Summer didn’t officially start until June 19, but for consumers the informal start is the Memorial Day weekend. That came a little earlier than usual on Monday, May 27. The softer performance of retail sales in the first two months of the second quarter is unlikely to improve much in June unless there is better-than-expected spending. This could come from gift buying and eating out for Fathers Day on June 15, and/or on high school and college graduations in early June, and/or on promotional sales intended to pre-empt the power of Amazon’s Prime Day in July. In July, the Prime Day event will be more than just Amazon as other etailers compete for online shoppers’ attention and dollars.

Spending on vacations could wait for the Independence Day observance on Thursday, July 4. Some companies did not grant a federal holiday for Juneteenth in order to give their employees a four-day weekend on July 5. Those with vacation benefits who can arrange it will take three or four days off to have a full week’s break over the June 29-July 7 period.

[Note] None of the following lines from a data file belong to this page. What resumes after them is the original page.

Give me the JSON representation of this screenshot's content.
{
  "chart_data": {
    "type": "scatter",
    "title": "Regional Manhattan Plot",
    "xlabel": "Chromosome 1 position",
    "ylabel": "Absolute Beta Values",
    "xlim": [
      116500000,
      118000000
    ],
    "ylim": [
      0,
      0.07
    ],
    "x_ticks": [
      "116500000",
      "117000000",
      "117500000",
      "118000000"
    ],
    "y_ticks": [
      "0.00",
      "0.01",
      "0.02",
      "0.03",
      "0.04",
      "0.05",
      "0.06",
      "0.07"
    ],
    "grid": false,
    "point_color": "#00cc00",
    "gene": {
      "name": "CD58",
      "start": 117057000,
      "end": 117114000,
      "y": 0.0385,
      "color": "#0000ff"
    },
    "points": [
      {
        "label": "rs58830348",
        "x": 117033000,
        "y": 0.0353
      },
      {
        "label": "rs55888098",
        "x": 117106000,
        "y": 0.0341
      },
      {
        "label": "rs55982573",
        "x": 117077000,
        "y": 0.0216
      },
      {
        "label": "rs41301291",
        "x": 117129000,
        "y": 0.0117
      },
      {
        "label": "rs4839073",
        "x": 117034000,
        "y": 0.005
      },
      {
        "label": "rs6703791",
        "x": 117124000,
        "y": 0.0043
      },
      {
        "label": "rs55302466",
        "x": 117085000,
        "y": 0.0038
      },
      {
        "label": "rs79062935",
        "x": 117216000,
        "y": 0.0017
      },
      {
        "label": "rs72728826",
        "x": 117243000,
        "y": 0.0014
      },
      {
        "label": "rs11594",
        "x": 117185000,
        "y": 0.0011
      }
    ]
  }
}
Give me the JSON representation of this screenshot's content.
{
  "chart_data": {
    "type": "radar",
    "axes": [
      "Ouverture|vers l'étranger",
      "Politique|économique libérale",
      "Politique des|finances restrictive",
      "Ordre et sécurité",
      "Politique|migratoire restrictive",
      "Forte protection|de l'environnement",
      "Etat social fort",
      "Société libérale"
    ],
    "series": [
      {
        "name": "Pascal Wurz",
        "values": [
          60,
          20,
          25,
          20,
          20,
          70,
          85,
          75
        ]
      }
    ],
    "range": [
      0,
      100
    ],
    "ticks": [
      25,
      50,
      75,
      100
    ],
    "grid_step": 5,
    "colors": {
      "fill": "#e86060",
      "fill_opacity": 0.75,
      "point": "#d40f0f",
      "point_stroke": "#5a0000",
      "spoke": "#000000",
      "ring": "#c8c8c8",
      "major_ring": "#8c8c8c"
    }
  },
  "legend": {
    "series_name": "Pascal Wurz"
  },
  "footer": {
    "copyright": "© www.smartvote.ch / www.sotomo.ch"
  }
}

If this happens, much of the spending associated with Independence Day celebrations at home won’t happen until the first days of July, or for travel costs like restaurants, lodging, and/or fuel.

The time for state sales tax holidays is approaching. The majority of these events are associated with back-to-school shopping and concentrated around the first weekend in August. The annual sales tax holidays are disliked by governments as a loss of potential revenue, but retailers and consumers look forward to a chance to save a few dollars, especially for some higher priced items like computers. It isn’t only parents and students who can save by bargain hunting and not paying the sales tax. Although the sales tax typically cover clothing, many households prefer to put off purchasing seasonal wear until the weather is cooler. In any case, a boost to retail sales from back-to-school promotions probably will be more in August than July or September.